De l'alcool, de la musique pis ben des chips, amenez-en, tant que ça ne vire pas en bacchanale.

De l'alcool, pis ben des chips

Je n'ai jamais été un fan des partys de Noël de bureau. Parce que dans « party de bureau », il y a le mot bureau. Qui, avouons-le, fait plutôt penser à travail, fatigue ou même ennui. L'expression « party de bureau » constitue donc un oxymoron*.
Longtemps, je les ai fuis. Ou j'y allais à reculons. Pas parce que ça ne me tentait pas ; j'y allais VRAIMENT à reculons parce que le devant de mes bottes était troué et je voulais user davantage mes talons. (C'est une blague. Vous pouvez la rire à reculons.)
C'est tout le concept de party de bureau qui me mettait mal à l'aise, en fait. Faire la fête avec mes collègues de travail ? Même ceux que je n'aime pas ? Suis-je obligé ? Si une telle, que j'abhorre, se mettait à me cruiser ? Et si un autre, avec un verre dans le nez, répétait tout ce que je lui ai confié au sujet de celle que je n'aime pas ? Il y a de quoi stresser.
Il faut dire qu'avant j'étais très nerveux, alors j'angoissais pour tout de toute façon - et les partys de bureau ne faisaient pas exception. J'avais de la misère à me laisser aller, alors que c'est le but de tout party de bureau : se laisser aller et voir nos collègues sous un autre jour (pas nécessairement avantageux).
Aujourd'hui, ça va beaucoup mieux et j'apprécie davantage ces sauteries. Ce sont les autres qui me retiennent de faire certaines pitreries (pas nécessairement drôles). De l'alcool, de la musique pis ben des chips, amenez-en, tant que ça ne vire pas en bacchanale. 
Le dernier party de Noël La Voix de l'Est était à cet effet très réussi. À travers les multiples échanges à l'emporte-pièce, on a pu constater que certains avaient des aptitudes pour le karaoké (pas nécessairement ceux qui chantaient), tandis que d'autres ont exhibé leur souplesse au Twister. Certaines images resteront gravées dans ma mémoire, pour le meilleur ou pour le pire.

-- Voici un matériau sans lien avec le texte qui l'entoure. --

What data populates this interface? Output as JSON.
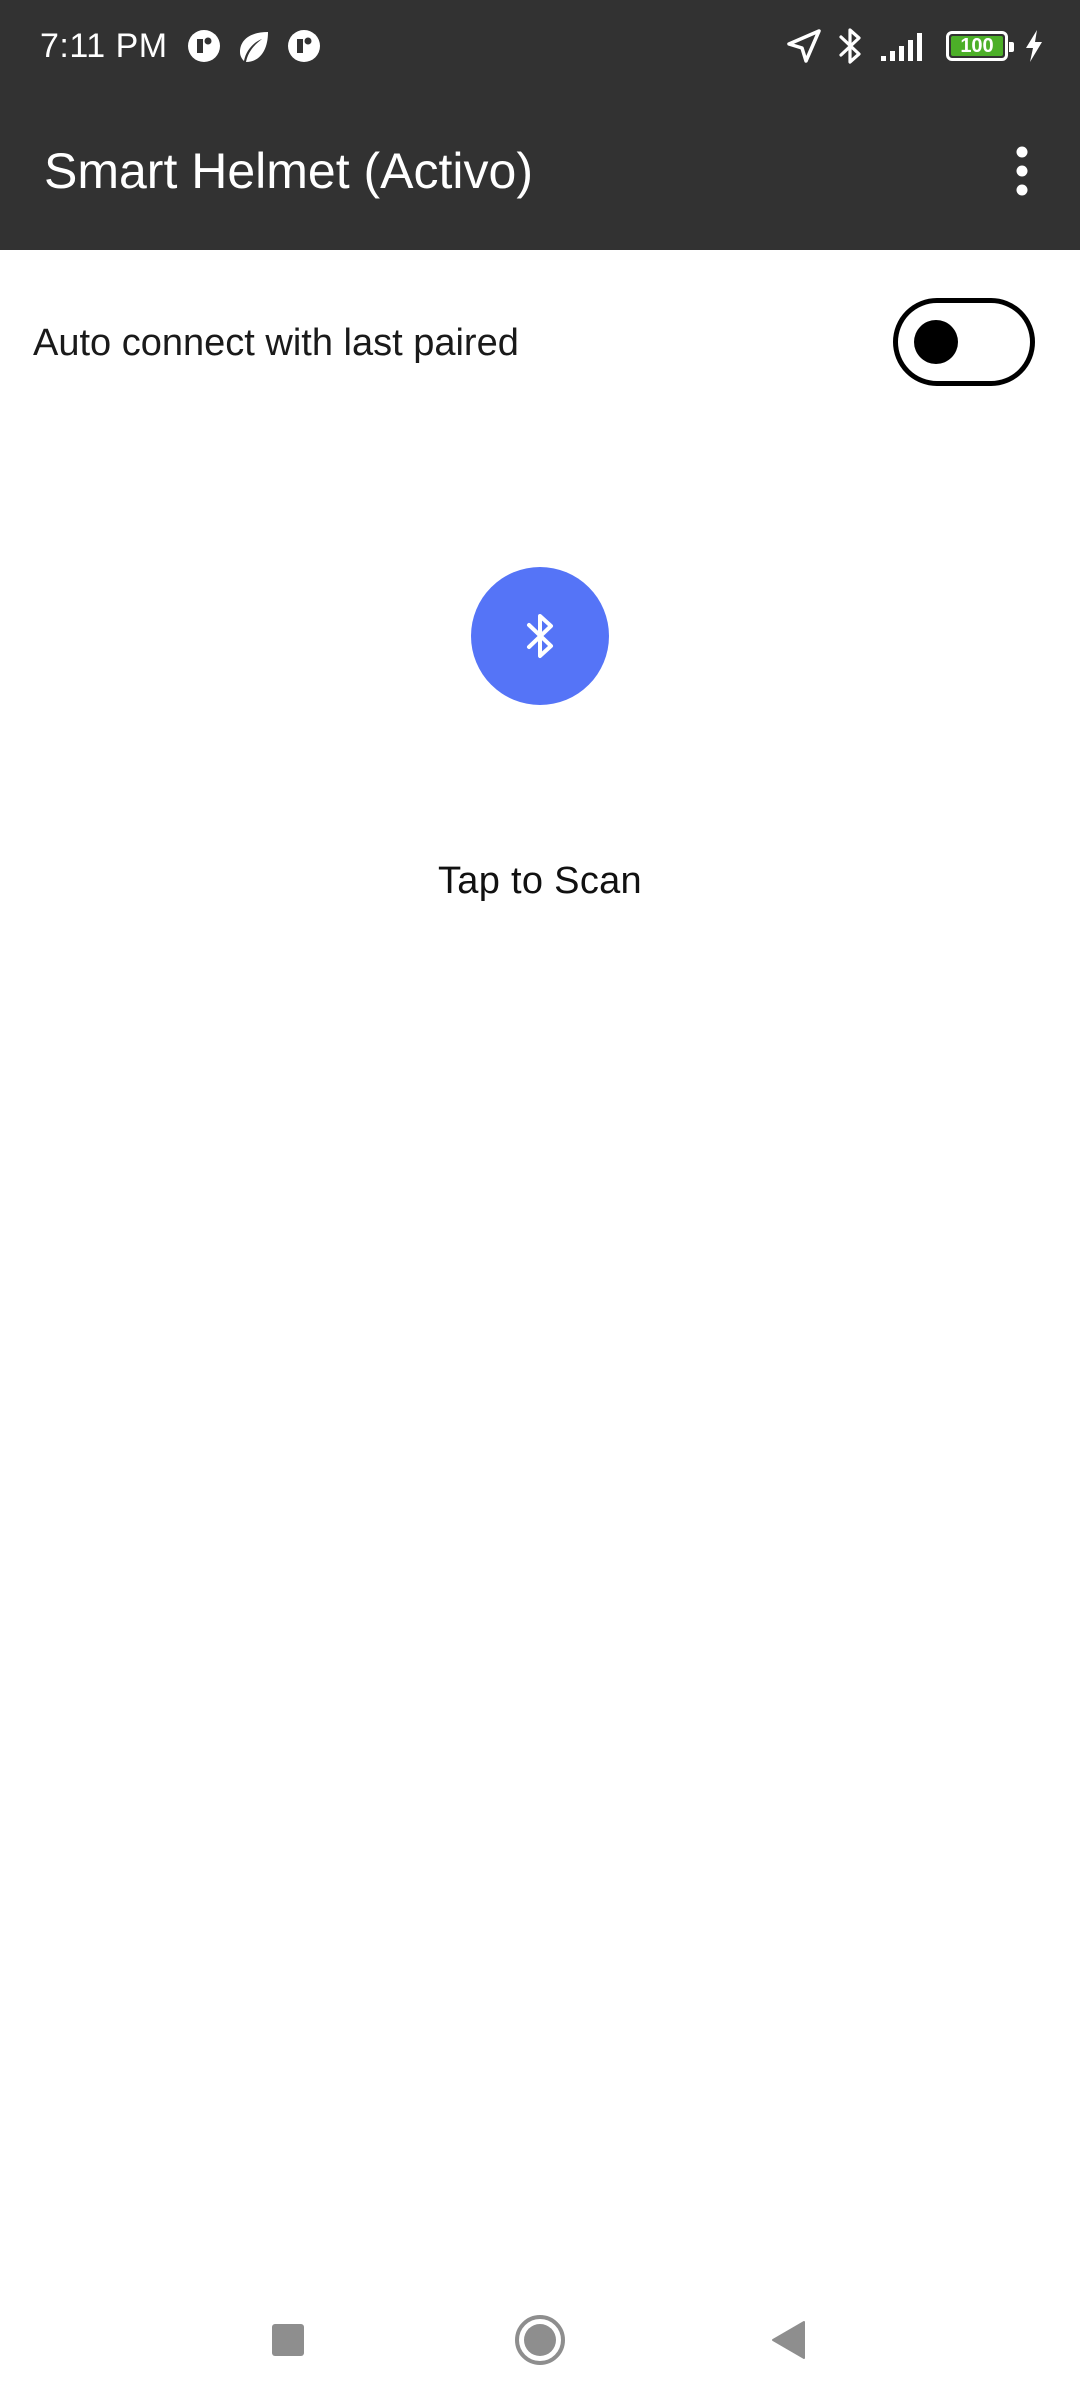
{
  "status_bar": {
    "time": "7:11 PM",
    "battery_level": "100",
    "notification_icons": [
      "circle-app-icon",
      "leaf-icon",
      "circle-app-icon"
    ],
    "system_icons": [
      "location-icon",
      "bluetooth-icon",
      "signal-icon",
      "battery-icon",
      "charging-icon"
    ],
    "battery_color": "#4caf28"
  },
  "app_bar": {
    "title": "Smart Helmet (Activo)",
    "menu_icon": "more-vert-icon",
    "background": "#323232"
  },
  "auto_connect": {
    "label": "Auto connect with last paired",
    "enabled": false
  },
  "scan": {
    "icon": "bluetooth-icon",
    "label": "Tap to Scan",
    "button_color": "#5574f7"
  },
  "nav_bar": {
    "buttons": [
      "recents-icon",
      "home-icon",
      "back-icon"
    ]
  }
}
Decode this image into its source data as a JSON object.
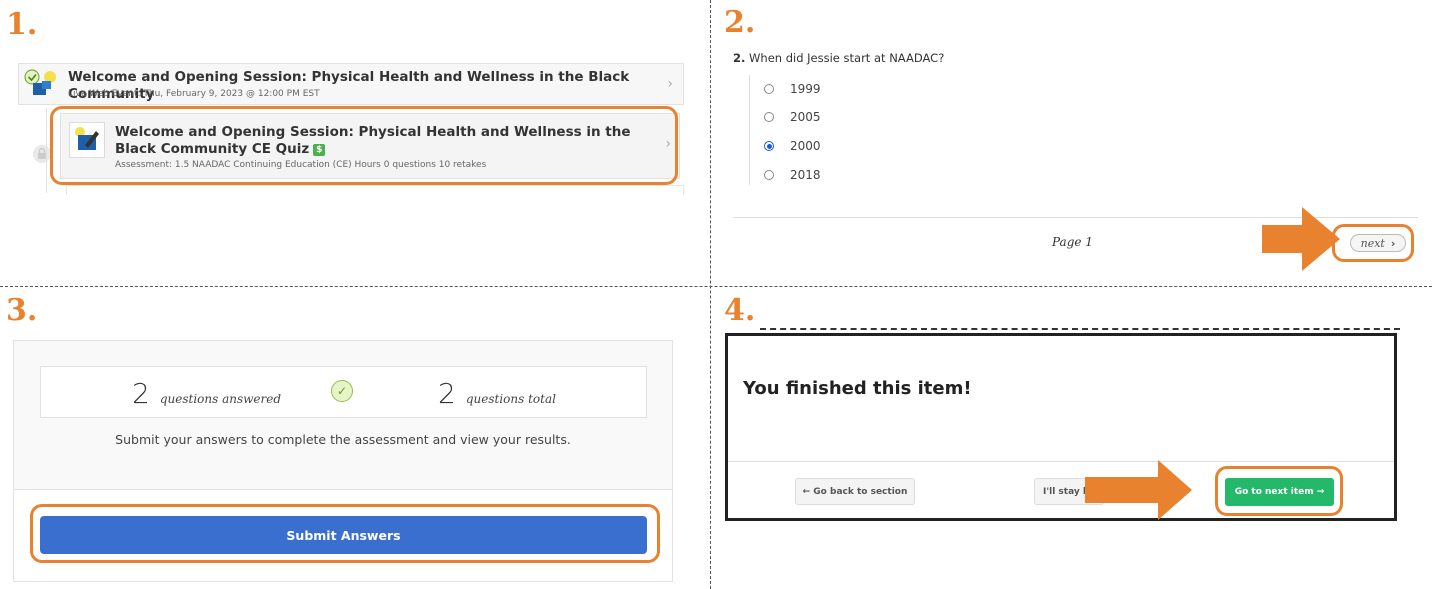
{
  "steps": {
    "s1": "1.",
    "s2": "2.",
    "s3": "3.",
    "s4": "4."
  },
  "panel1": {
    "row1_title": "Welcome and Opening Session: Physical Health and Wellness in the Black Community",
    "row1_sub": "Live Web Event:  Thu, February 9, 2023 @ 12:00 PM EST",
    "row2_title": "Welcome and Opening Session: Physical Health and Wellness in the Black Community CE Quiz",
    "row2_badge": "$",
    "row2_sub": "Assessment: 1.5 NAADAC Continuing Education (CE) Hours  0 questions  10 retakes",
    "chevron": "›"
  },
  "panel2": {
    "question_number": "2.",
    "question": "When did Jessie start at NAADAC?",
    "options": [
      {
        "label": "1999",
        "selected": false
      },
      {
        "label": "2005",
        "selected": false
      },
      {
        "label": "2000",
        "selected": true
      },
      {
        "label": "2018",
        "selected": false
      }
    ],
    "page_label": "Page 1",
    "next_label": "next",
    "next_chevron": "›"
  },
  "panel3": {
    "answered_num": "2",
    "answered_label": "questions answered",
    "check": "✓",
    "total_num": "2",
    "total_label": "questions total",
    "message": "Submit your answers to complete the assessment and view your results.",
    "submit_label": "Submit Answers"
  },
  "panel4": {
    "heading": "You finished this item!",
    "back_label": "← Go back to section",
    "stay_label": "I'll stay h",
    "next_label": "Go to next item →"
  },
  "colors": {
    "accent_orange": "#e8822f",
    "submit_blue": "#3b6fcf",
    "green": "#23b86a",
    "radio_blue": "#1a5bd6"
  }
}
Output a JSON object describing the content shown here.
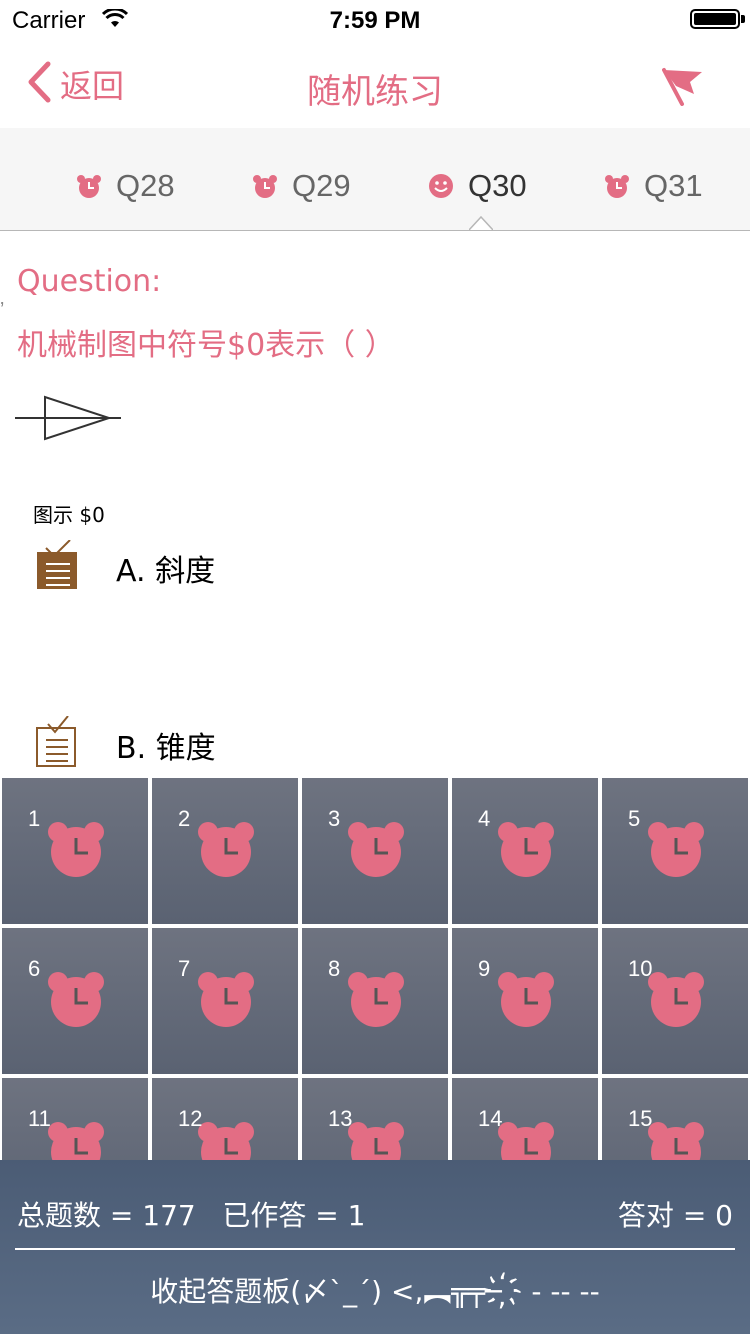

Il y en a qui ont abusé de l'alcool, bien sûr, mais en devenant simplement chaleureux et confus. Moi, j'ai bien essayé d'être saoul, mais je n'aime pas assez la bière pour ça (le vin encore moins). L'abus d'orangeade et de crottes de fromage est venu combler mon besoin d'ivresse.
Bon party de Noël de bureau à vous, s'il n'est pas déjà passé. Et si vous faites un fou de vous, c'est pas grave, vos gaffes seront effacées par d'autres dans 365 jours.
 * « Oxymoron » : figure de style qui réunit deux mots en apparence contradictoire. Par exemple : silence éloquent, obscure clarté, folle sagesse ou impitoyable tendresse. D'origine grecque, il se découpe en « oxy » qui réfère à « aigu, spirituel » et en « moron » (oui oui) qui veut évidemment dire « niais, stupide ». Donc « malin stupide », ou « spirituel, mais sous une apparence de stupidité ».)
Arguer
Il y a de ces mots qu'on n'aime pas. Comme j'ai déjà écrit, moi, c'est le verbe falloir. Ou-ache. C'est pas qu'il n'est pas beau. Il sonne très beau. C'est son sens que j'haïs. Faudrait ci, faudrait ça... « Faudrait ben rénover la chambre de bain. ». Ben oui. Faudrait. Fais-le donc à la place d'en parler !
Un autre verbe que je n'aime pas pour la raison inverse (il ne sonne pas beau) : « arguer ». Re-ou-ache. Je le lis souvent dans les journaux et je me demande bien pourquoi. 
« "Ça ne fait pas partie de nos priorités", argue le ministre. » Argue ? Comme dans argumenter ? Pourquoi pas argumenter, alors ? Et puis, qui dit « argue » de nos jours ? Personne. À part peut-être un collègue élancé dont je tairai le nom parce qu'il est d'origine écossaise/susceptible (il dit aussi « nonobstant ». Re-re-ou-ache).
Cette chronique fait relâche jusqu'au 7 janvier.